Ananda Claude Dalenberg -- Died four years ago -- just saw this piece on the Sweeping Zen site, so I thought I would post it. Claude met Kennett when she first came to America and was very supportive during the first few years. Seemed to see much less of him as time went on.

By Adam Tebbe

Ananda Claude Dalenberg, a Soto Zen priest ordained by Shunryu Suzuki roshi himself and a dharma successor of Tenshin Reb Anderson, died on this day on February 18, 2008 at age 80. He is the person who scouted out the San Francisco Zen Center‘s current city location at 300 Page Street at Suzuki roshi’s request. Dalenberg was a friend and early student, of sorts, of the late Alan Watts, a writer largely responsible for early American interest in Zen and Eastern philosophy. Dalenberg was also a character in Jack Kerouac’s novel Dharma Bums, Bud Diefendorf (Dalenberg was a friend of both Kerouac and Gary Snyder). He also served as abbot of Hartford Street Zen Center during an interim period following Issan Dorsey‘s death in 1990.

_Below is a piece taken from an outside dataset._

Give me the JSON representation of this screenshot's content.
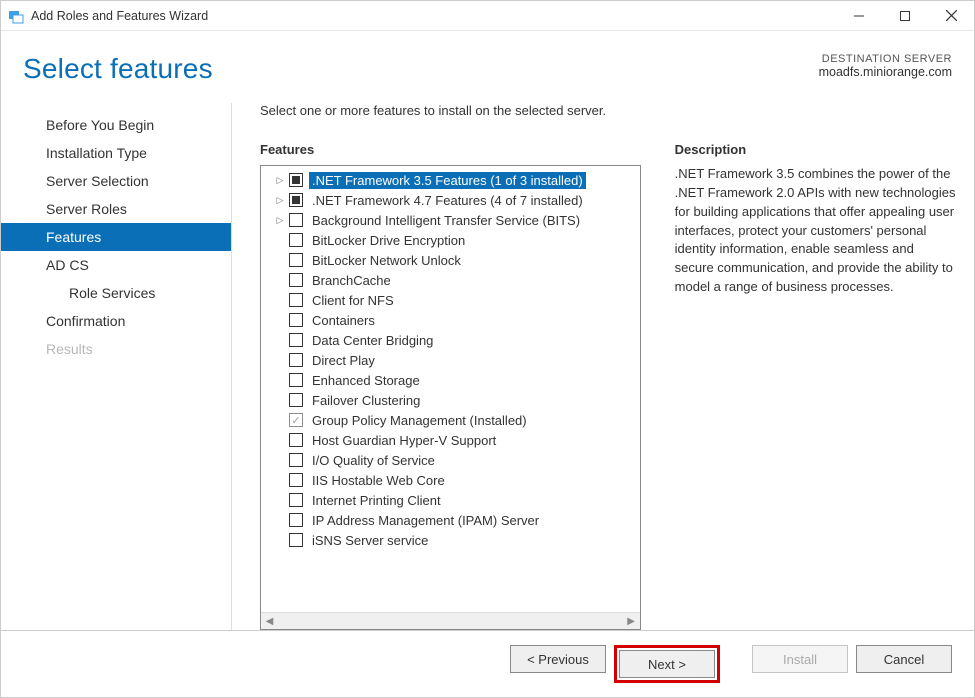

Dalenberg is among my heroes in Western Buddhism. He studied. We practiced. And he understood the bodhisattva’s role — he called them Ho Bo (Ho = Dharma, Bo = bosatsu) — as the maintenance men of the cosmic, the ones who do the clean up. So when Hartford Street needed a new roshi upon the death of Tommy Dorsey, Dalenberg took the job no one else wanted, excelling at it. He was that kind of guy, not too important to roll up his sleaves and do the real work. – Ken O’Neill, Kyoshi

He also served as a President of the Buddhist Council of Northern California (which he helped organize) and established East-West House in San Francisco. An ordained Soto Zen priest and lineage holder, Dalenberg was always open to exploring other traditions; he regularly attended the Buddhist Churches of America and the Jodo Shinshu Temple in San Francisco. He also had contacts within the Quaker movement and was involved with the Quaker prison project. According to a biographical portrait of him handed out at his funeral, “Ananda made a kind of pilgrimage to Japan, Southeast Asia, and India. He also had an affinity with Pure Land Buddhism and was influenced by Vedanta, Deism, Quietism, as well as the Quaker Friends fellowship.”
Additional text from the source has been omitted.